我不能相信这一点，但实际上我写了一组脚本早在2009年，以暴力破解的解决方案，这个确切的问题，对于简单的立方体情况。我只是把code Github上： https://github.com/niklasb/3d-puzzle

I can't believe this, but I actually wrote a set of scripts back in 2009 to brute-force solutions to this exact problem, for the simple cube case. I just put the code on Github: https://github.com/niklasb/3d-puzzle

不幸的是，文件是在德国，因为这是唯一的语言，我的团队明白，但源$ C ​​$ C评论都是英文的。特别是，检查出文件 puzzle_lib.rb 。

Unfortunately the documentation is in German because that's the only language my team understood, but source code comments are in English. In particular, check out the file puzzle_lib.rb.
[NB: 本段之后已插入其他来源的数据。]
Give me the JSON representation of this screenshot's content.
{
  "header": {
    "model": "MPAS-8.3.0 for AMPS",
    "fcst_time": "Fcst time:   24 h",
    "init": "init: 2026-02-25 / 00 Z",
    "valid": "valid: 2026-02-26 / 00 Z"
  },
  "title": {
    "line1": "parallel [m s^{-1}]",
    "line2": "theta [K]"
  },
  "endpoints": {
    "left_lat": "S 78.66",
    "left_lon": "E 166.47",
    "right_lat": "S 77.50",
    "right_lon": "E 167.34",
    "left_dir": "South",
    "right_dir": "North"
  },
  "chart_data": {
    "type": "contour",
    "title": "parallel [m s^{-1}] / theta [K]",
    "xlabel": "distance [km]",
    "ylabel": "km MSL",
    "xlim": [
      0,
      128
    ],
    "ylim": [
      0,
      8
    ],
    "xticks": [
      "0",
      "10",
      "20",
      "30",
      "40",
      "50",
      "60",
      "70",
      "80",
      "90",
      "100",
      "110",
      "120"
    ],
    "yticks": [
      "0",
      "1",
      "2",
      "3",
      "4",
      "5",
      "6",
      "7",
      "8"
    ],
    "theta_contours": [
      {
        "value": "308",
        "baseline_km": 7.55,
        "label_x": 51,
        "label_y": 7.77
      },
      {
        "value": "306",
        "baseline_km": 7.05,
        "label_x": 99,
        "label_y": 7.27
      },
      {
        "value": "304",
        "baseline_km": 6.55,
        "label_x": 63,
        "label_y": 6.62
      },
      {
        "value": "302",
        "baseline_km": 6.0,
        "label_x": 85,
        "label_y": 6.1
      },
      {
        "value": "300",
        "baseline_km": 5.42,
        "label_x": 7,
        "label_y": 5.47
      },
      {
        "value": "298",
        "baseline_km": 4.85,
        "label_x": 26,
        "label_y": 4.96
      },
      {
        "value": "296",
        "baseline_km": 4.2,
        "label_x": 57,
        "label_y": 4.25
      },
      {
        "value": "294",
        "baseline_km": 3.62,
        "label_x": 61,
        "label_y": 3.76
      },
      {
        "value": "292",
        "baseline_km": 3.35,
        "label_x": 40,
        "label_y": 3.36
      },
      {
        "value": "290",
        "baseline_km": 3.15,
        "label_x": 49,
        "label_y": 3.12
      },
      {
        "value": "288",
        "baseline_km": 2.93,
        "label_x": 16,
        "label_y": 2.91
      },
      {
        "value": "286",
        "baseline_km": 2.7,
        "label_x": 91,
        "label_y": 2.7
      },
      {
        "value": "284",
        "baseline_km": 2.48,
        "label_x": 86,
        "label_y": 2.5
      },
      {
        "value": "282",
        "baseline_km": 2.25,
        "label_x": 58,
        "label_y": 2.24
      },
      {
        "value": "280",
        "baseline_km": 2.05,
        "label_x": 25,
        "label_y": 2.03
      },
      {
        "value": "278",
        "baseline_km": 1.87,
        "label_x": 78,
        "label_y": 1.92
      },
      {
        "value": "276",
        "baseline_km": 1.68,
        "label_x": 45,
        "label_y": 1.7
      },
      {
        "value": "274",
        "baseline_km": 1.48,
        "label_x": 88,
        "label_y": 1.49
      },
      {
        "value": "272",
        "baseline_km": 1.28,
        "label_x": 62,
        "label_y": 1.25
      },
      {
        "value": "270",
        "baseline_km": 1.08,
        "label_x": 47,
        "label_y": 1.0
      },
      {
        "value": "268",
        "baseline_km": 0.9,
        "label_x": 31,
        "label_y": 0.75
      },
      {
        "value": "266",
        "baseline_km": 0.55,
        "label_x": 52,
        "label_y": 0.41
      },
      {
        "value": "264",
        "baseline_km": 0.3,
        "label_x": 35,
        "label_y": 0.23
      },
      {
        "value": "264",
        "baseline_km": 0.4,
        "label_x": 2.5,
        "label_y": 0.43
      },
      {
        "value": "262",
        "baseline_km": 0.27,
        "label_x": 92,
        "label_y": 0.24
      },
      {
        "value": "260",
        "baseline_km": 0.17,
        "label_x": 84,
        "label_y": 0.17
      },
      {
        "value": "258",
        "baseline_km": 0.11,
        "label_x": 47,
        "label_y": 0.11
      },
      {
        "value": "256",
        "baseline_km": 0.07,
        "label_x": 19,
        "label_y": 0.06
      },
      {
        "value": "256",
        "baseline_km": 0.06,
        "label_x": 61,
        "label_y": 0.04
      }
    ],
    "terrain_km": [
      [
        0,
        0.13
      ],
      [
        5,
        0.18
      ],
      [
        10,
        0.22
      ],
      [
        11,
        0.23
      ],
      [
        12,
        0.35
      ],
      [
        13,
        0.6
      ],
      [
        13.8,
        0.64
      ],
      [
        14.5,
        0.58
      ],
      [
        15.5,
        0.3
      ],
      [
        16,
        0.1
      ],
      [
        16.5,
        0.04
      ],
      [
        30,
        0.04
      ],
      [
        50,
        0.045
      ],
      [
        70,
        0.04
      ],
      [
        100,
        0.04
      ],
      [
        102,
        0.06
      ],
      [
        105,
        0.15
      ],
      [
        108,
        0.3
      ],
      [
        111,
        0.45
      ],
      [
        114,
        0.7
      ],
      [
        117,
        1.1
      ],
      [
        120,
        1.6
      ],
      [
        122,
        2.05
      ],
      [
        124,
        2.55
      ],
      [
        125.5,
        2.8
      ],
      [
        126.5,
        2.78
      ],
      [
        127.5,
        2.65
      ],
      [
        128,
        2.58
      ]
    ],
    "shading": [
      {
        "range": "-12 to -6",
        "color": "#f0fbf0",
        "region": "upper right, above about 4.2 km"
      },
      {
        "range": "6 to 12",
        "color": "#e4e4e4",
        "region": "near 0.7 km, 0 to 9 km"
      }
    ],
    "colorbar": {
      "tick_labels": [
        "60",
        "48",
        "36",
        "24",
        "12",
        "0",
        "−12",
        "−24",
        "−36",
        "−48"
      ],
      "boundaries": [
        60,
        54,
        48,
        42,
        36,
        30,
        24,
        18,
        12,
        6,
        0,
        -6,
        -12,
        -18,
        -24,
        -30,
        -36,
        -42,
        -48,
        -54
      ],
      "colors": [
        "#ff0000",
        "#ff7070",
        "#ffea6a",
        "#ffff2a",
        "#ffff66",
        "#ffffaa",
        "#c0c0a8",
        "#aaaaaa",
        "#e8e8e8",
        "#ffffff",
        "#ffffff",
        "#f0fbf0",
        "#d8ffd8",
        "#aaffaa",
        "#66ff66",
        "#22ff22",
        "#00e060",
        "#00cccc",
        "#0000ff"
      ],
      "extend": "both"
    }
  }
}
这种方法确实只是一个简单的回溯算法，我认为这是要走的路。我真的不能说这是的轻松的不过，据我记得3-D方面是一个挑战。我实现的一个优化：找到所有的对称性事前只尝试了一块每一个独特的定位。我们的想法是，更多的特点的件件都是，放置件少的选项存在，所以我们可以提前修剪。在许多对称的情况下，可能存在大量的可能性，我们希望检验仅那些是唯一的，最多对称

The approach is indeed just a straightforward backtracking algorithm, which I think is the way to go. I can't really say it's easy though, as far as I remember the 3-d aspect is a bit challenging. I implemented one optimization: Find all symmetries beforehand and only try each unique orientation of a piece. The idea is that the more characteristic the pieces are, the less options for placing pieces exist, so we can prune early. In the case of many symmetries, there might be lots of possibilities and we want to inspect only the ones that are unique up to symmetry.

基本上算法的工作原理如下：首先，分配一个固定的顺序，以立方体的两侧，让我们把它们编号为0至5的例子。然后执行下面的算法：

Basically the algorithm works as follows: First, assign a fixed order to the sides of the cube, let's number them 0 to 5 for example. Then execute the following algorithm:

def check_slots():
    for each edge e:
        if slot adjacent to e are filled:
            if the 1-0 patterns of the piece edges (excluding the corners)
                   have XOR != 0:
                return false
            if the corners are not "consistent":
                return false
    return true

def backtrack(slot_idx, pieces_left):
    if slot_idx == 6:
        # finished, we found a solution, output it or whatever
        return
    for each piece in pieces_left:
        for each orientation o of piece:
            fill slot slot_idx with piece in orientation o
            if check_slots():
                backtrack(slot_idx + 1, pieces_left \ {piece})
            empty slot slot_idx

角落一致性是有点棘手：无论是拐角处都经过相邻块只有一个被填充，或者必须是一个尚未空闲插槽存取，即不是由已分配部分切断

The corner consistency is a bit tricky: Either the corner must be filled by exactly one of the adjacent pieces or it must be accessible from a yet unfilled slot, i.e. not cut off by the already assigned pieces.

当然，你可以忽略放弃一些一致性检查的一部分或全部，只签到底，看到只有8 ^ 6 * 6！可能的配置整体。如果你有超过6片，它早修剪变得更为重要。

Of course you can ignore to drop some or all of the consistency checks and only check in the end, seeing as there are only 8^6 * 6! possible configurations overall. If you have more than 6 pieces, it becomes more important to prune early.